I am in the fourth year of my PhD studies in General Linguistics at a university in Spain, and I was working on my thesis in the form of monograph, until the beginning of this year when I managed to publish an article in a well-positioned journal. Because of this, my director has suggested I consider an article-based thesis (thesis by compendium of publications). I have consulted the Academic Committee of my programme and the general requirements are as follows:

  1. a minimum of three articles
  2. already published or accepted
  3. at least two of them published in journals indexed in an international index such as JCR (WoS) and/or SJR (Scopus) in the case of Social Sciences
  4. the doctoral candidate must be the first signatory of all the publications

Although I think there are many advantages to choosing the article-based approach (for example, I would have at least three articles published by the time of defending my thesis), I have two major concerns:

  1. Is a thesis in the traditional form of monograph more appreciated than an article-based one to some extent?
  2. In my case, I have to submit my doctoral thesis by January of 2025, and I just finished writing my second article and haven't submitted it to any journal, so I'm really worried if I can get two more articles published before that date.

I'm a little lost right now. Should I just opt for the safer monograph approach? Or should I work on the articles and the monograph simultaneously? Thanks to everyone for your advice in advance.

1 Answer 1


It's possible there is something here unique to Spain (I'm only familiar with the US), but from my perspective, a good thesis is a finished thesis, and the rest doesn't matter much. If it's accepted by the institution and your thesis advisor/committee, it's good.

For everything else: job applications, grants/fellowships, general value and perception as a researcher, the thesis doesn't matter at all. Only published journal papers (and conference papers if your field/subfield uses conferences as a primary publishing venue) matter. If there is content in the thesis worth reading by others, it should be published in a format that other people will read.
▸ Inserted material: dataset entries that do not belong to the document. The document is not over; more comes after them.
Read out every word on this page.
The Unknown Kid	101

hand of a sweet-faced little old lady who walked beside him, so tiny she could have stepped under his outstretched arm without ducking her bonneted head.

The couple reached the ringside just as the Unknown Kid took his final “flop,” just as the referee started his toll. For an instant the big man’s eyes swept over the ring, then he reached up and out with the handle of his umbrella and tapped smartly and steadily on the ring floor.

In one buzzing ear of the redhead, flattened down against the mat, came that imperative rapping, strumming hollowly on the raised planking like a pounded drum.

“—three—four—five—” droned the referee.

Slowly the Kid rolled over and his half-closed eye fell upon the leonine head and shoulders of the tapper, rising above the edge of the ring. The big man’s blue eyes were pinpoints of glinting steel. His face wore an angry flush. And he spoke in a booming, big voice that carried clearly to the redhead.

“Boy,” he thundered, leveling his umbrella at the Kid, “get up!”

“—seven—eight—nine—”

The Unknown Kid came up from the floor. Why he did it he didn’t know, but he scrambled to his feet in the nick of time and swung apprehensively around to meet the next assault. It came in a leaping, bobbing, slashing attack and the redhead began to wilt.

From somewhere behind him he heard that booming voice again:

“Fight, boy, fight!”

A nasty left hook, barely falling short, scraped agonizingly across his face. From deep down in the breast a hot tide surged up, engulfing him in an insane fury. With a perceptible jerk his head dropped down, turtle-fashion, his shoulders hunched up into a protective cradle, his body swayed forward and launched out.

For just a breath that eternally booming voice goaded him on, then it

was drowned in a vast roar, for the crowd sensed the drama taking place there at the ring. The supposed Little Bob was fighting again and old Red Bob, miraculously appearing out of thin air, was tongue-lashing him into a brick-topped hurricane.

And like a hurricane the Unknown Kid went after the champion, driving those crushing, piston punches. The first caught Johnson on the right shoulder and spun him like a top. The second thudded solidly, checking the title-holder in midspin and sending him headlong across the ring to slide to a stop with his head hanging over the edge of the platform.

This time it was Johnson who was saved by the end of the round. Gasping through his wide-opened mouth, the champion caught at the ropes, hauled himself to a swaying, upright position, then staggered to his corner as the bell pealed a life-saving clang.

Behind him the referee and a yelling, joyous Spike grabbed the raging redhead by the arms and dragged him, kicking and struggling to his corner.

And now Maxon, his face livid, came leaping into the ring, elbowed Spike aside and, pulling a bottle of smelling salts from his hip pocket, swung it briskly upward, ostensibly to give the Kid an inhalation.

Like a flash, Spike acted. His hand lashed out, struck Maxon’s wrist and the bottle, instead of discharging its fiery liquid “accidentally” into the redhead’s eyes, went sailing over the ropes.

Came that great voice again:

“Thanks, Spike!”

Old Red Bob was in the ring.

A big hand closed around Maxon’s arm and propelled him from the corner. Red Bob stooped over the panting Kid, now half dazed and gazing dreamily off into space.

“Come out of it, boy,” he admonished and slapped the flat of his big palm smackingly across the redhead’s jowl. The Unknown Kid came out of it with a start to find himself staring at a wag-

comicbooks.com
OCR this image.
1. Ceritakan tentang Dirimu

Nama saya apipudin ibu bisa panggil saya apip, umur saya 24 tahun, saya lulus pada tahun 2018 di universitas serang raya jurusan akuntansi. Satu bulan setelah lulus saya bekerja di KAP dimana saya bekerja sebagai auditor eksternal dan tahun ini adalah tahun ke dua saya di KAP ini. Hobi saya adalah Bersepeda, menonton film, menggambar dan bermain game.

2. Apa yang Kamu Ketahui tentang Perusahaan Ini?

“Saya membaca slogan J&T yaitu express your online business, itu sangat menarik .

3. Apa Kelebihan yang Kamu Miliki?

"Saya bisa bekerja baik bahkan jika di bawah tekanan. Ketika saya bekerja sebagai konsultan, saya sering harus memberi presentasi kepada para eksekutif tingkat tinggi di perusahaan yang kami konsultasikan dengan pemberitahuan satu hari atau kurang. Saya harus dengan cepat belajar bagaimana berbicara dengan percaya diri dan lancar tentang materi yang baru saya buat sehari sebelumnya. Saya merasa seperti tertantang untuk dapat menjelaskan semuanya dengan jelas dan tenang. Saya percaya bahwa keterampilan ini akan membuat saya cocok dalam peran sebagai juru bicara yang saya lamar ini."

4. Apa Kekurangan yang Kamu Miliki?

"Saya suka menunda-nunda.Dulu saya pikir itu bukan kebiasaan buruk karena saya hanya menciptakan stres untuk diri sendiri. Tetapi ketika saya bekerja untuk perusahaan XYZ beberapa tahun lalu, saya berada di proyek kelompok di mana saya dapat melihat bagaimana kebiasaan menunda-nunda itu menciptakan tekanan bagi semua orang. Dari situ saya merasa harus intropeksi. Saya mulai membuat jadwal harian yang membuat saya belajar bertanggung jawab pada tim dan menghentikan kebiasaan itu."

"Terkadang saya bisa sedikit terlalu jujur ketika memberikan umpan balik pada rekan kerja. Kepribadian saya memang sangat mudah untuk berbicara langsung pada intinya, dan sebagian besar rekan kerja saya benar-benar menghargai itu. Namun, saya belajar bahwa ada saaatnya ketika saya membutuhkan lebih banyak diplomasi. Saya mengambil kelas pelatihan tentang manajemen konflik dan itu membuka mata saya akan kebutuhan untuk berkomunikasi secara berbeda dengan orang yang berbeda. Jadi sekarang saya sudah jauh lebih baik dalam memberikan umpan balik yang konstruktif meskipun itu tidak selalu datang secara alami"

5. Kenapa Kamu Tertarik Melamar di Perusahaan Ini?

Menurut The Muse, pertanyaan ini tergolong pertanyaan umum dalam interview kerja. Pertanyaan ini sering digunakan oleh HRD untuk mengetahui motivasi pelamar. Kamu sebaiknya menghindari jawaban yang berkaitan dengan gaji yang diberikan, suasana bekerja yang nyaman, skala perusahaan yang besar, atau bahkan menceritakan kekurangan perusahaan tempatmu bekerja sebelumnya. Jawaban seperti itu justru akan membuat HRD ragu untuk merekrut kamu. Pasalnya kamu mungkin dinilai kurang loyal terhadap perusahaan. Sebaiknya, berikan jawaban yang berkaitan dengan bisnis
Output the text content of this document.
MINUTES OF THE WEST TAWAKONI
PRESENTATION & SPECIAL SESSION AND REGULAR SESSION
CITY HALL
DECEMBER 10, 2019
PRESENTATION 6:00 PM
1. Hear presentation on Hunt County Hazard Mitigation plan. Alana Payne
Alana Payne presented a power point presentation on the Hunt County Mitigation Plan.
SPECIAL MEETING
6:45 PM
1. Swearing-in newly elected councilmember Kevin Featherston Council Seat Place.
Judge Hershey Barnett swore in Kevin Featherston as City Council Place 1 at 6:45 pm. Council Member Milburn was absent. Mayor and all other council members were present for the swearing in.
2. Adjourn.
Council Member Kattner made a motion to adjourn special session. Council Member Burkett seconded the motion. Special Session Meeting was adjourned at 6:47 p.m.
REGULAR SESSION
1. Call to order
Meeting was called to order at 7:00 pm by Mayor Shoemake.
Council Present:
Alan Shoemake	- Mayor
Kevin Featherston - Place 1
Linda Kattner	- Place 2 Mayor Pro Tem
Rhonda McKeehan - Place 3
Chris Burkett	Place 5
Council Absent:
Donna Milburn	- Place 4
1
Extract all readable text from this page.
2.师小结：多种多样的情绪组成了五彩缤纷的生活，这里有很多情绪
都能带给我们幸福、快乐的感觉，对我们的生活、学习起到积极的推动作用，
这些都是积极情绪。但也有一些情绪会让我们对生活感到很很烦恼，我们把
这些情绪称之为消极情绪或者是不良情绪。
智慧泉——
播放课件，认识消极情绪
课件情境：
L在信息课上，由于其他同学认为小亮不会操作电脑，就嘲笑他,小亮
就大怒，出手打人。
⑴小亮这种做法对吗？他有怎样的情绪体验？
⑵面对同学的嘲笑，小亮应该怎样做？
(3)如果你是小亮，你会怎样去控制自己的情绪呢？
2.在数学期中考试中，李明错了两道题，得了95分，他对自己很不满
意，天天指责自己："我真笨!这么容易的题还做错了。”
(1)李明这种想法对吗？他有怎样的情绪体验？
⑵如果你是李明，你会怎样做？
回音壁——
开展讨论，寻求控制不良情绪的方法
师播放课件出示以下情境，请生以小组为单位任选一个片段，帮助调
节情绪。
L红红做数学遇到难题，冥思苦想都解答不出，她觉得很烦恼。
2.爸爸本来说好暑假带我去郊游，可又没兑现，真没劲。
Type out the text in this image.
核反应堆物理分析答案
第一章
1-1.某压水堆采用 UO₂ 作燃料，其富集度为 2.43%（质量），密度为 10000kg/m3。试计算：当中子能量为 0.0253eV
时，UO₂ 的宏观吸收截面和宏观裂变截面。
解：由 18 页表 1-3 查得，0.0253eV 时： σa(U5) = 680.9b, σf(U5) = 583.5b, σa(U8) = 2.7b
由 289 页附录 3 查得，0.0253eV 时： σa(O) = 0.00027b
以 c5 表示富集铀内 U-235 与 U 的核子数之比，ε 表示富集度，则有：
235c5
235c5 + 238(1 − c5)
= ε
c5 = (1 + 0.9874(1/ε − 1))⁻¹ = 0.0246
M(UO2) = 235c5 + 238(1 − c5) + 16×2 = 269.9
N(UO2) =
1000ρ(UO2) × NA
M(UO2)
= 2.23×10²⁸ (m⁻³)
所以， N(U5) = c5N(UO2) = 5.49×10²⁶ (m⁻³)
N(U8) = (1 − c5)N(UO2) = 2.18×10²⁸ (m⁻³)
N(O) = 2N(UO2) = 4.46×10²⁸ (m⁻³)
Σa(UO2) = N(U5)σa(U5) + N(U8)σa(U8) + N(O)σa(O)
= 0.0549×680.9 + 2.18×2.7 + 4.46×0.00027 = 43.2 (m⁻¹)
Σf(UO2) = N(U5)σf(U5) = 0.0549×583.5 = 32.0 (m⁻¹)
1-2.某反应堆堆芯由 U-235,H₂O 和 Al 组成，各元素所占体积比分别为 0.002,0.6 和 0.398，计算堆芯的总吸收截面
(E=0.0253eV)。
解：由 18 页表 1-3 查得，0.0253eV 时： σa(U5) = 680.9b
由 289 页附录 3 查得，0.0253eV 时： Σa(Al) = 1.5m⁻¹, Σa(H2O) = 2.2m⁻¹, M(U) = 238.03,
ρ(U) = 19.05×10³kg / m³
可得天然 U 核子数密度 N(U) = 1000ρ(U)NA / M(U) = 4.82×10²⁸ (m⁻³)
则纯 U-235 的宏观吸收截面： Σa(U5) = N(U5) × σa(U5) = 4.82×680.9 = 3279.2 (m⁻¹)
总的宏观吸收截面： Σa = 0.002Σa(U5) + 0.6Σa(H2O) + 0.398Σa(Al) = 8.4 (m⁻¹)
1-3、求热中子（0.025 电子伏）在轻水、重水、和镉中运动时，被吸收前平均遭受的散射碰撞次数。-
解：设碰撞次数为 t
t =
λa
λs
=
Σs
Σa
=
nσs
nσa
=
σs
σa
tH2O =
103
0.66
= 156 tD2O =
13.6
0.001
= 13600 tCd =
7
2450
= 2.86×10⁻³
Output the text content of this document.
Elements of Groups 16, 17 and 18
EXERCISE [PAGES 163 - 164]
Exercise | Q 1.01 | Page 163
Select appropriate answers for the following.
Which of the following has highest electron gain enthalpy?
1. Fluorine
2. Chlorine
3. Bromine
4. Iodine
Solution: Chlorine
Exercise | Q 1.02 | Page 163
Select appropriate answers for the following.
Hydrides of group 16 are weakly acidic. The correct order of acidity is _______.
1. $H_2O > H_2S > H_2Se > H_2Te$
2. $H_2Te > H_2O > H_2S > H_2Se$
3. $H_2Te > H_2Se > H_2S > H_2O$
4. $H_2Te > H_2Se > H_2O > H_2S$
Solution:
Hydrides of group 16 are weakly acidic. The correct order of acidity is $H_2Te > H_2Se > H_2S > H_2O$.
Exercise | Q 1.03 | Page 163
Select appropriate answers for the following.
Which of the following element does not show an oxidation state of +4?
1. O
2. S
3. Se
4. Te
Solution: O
From those factors, the benefit of the article-based thesis is clear: the product involves working on the things that actually matter in every subsequent step, versus a product that only matters for your degree and after that will not matter. The drawback seems to be simply that if you do not have papers that fill the requirements, it is not possible. Personally I find requirements for a specific number of published/accepted articles to be extremely counterproductive; these requirements push students towards predatory publishers and may even encourage fraud. It shifts responsibility away from a thesis committee of professors at the institution onto typically for-profit publishers and anonymous reviewers who have no reason to respect a student's graduation timeline. However, you're likely not the person to change the rules.

Generally I'd suggest to follow whatever advice on thesis format your advisor gives. However, know that they may not know all the rules, either. Be explicit with your advisor about the advice you need: you have only one article, and you are concerned you will not have three accepted papers by the time you defend. Given that information, do they still think article-based is the way to go?

I'd also consider, though, that the overall format should be only a minor portion of the total work. The important work is the research work that makes the foundation of your PhD. Formatting in articles or a monograph is just the dressing around the edges.